VALIDATING QUALITY IN LARGE-SCALE DIGITIZATION
The Institute of Museum and Library Services (IMLS) awarded a grant of $674,000 to the School of Information (SI) at the University of Michigan (Ann Arbor) to define, test, and apply measures of image and text quality in a very large collection of digitized books and serials. The two-year project (2011-12) is a collaboration between SI and the University of Michigan Libraries, with important contributions from the HathiTrust Digital Library and the University of Minnesota Libraries.The large-scale digitization of books and serials is generating extraordinary collections of intellectual content that are transforming teaching and scholarship. Questions are being raised, however, regarding the quality and usefulness of digital surrogates produced by third-party vendors and deposited for preservation in digital repositories. For preservation repositories and their communities of users to trust that digital documents have the capacity to meet the uses envisioned for them, repositories must validate the quality and fitness for use of the objects they preserve. This research project is designed to develop and test a methodology for assessing the quality of digital surrogates and to validate the findings with groups of end-users.
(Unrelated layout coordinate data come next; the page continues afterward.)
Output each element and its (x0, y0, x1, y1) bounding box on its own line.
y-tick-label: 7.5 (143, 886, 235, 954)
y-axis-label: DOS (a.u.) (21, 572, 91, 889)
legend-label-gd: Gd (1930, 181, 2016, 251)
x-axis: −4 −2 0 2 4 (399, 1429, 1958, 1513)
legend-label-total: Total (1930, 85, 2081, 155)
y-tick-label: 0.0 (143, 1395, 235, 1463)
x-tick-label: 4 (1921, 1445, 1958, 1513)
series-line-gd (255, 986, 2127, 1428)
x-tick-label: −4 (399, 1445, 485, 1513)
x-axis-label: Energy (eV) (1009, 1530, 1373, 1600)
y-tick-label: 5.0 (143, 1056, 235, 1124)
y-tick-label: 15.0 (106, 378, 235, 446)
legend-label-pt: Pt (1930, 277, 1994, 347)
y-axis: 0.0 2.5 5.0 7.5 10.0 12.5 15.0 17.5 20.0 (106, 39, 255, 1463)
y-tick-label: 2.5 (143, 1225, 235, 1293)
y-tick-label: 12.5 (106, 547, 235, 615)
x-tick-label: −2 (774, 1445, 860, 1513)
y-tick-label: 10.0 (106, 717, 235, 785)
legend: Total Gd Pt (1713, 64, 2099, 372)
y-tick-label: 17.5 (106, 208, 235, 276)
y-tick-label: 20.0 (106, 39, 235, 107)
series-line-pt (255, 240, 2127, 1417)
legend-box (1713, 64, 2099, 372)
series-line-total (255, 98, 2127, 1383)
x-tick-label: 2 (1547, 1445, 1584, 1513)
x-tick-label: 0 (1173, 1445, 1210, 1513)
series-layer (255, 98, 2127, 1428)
The project builds upon a planning effort in 2009-10, sponsored by the Andrew W. Mellon Foundation, to formulate a research methodology for evaluating the quality of digitized books and journals held by research libraries, but produced in large-scale digitization programs third-by Google, the Internet Archive, and other third-party vendors.
The HathiTrust Digital Library serves as the source of digitized books and serials for the project, which has two overlapping phases.
- Research Phase 1 (2011) - focuses on defining a model of digitization error and a scale for recording consistently and accurately the severity of observed error.
- Research Phase 2 (2011-12) - focuses on applying the research methodology developed in Phase 1 and validating the results of the error analysis within the context of specific use case scenarios.